You fell and you hurt but you’re ready for something new. You took the appropriate time you needed to heal. You listened when everyone said you were ready to get back out there. So you did. And now you’re falling in love again. But you just can’t help but feel like you’re doing something wrong. Physically and (almost entirely) mentally you were ready. Then why do you find yourself slipping back into the realms of the life you once lived? The life you had with someone else. A life you once loved just as much as you love your new life.
You left that life because it wasn’t fulfilling. It burned you and left you out to dry. So why can’t you stop thinking about it? You patiently and cautiously waited for someone to come into your life that was nothing like that. You made sure that this time, you gave yourself to someone that would support and guide you. But there’s this burning itch in your mind that keeps reminding you of what you had before. It will lie to you and tell you that it wasn’t so bad, that you even miss those times.
It’s all the little things that you’ll remember in those times. The quiet mornings at the coffee shop with two fat-free lattes between you. The late nights on the dance floor with the bass booming and sweat pouring. When you remember those times it will happen when you’re cuddled up with your new love under a flannel blanket on the loveseat or when you’re lost in their embrace on a starry-eyed walk through the park.
It will hit you like a hurricane and flood your mind with turmoil. Wait why am I even thinking of this right now? How could I do this to them? They don’t deserve the second guesses and what-if’s.

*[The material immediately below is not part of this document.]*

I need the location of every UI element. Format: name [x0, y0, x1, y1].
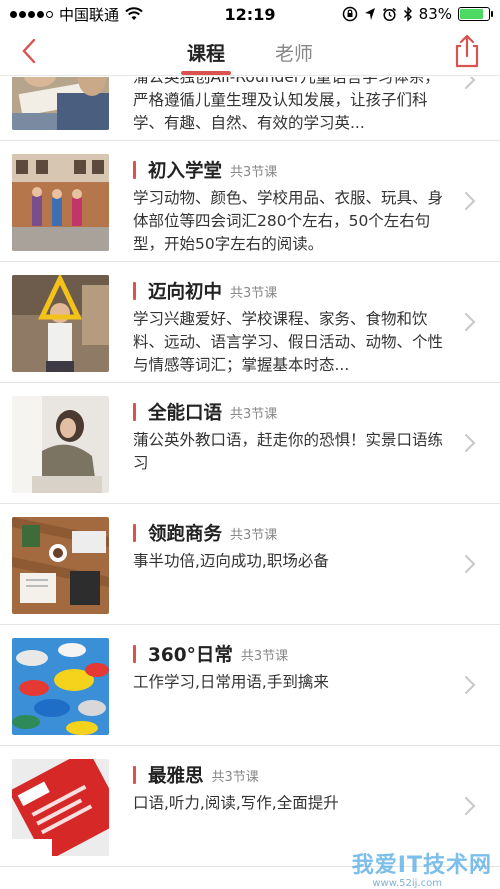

It feels like you’ve cheated. It feels like your mind is unfaithful. But it’s not, you don’t want that anymore. You want your new life with your new love. So why is this happening?
Relax, it’s human nature. You spent months, years, maybe even decades with that person. They were once a part of you and in one way or another, has defined who you are today. So yes, you will think of them at some point. They will pop up on your timeline. You will come across old pictures of you two and wonder where they are today. If you weren’t doing this at all, I would argue that would be an issue. Remember, you need to deal with your past as you navigate your future.
Use each of these times as a teachable moment. Maybe the memories you are making with your new love remind you of your old love, but they are better. Use these times to compare how you once felt and how now you are that much more sure of the choice you made.
You are where you are with your new love because your last love gave you the opportunity to move on. So stop drowning yourself in guilt because your old love makes appearances in your thoughts. Now it may be once every couple of weeks but eventually, that will turn into once every couple of months or even once every couple of years.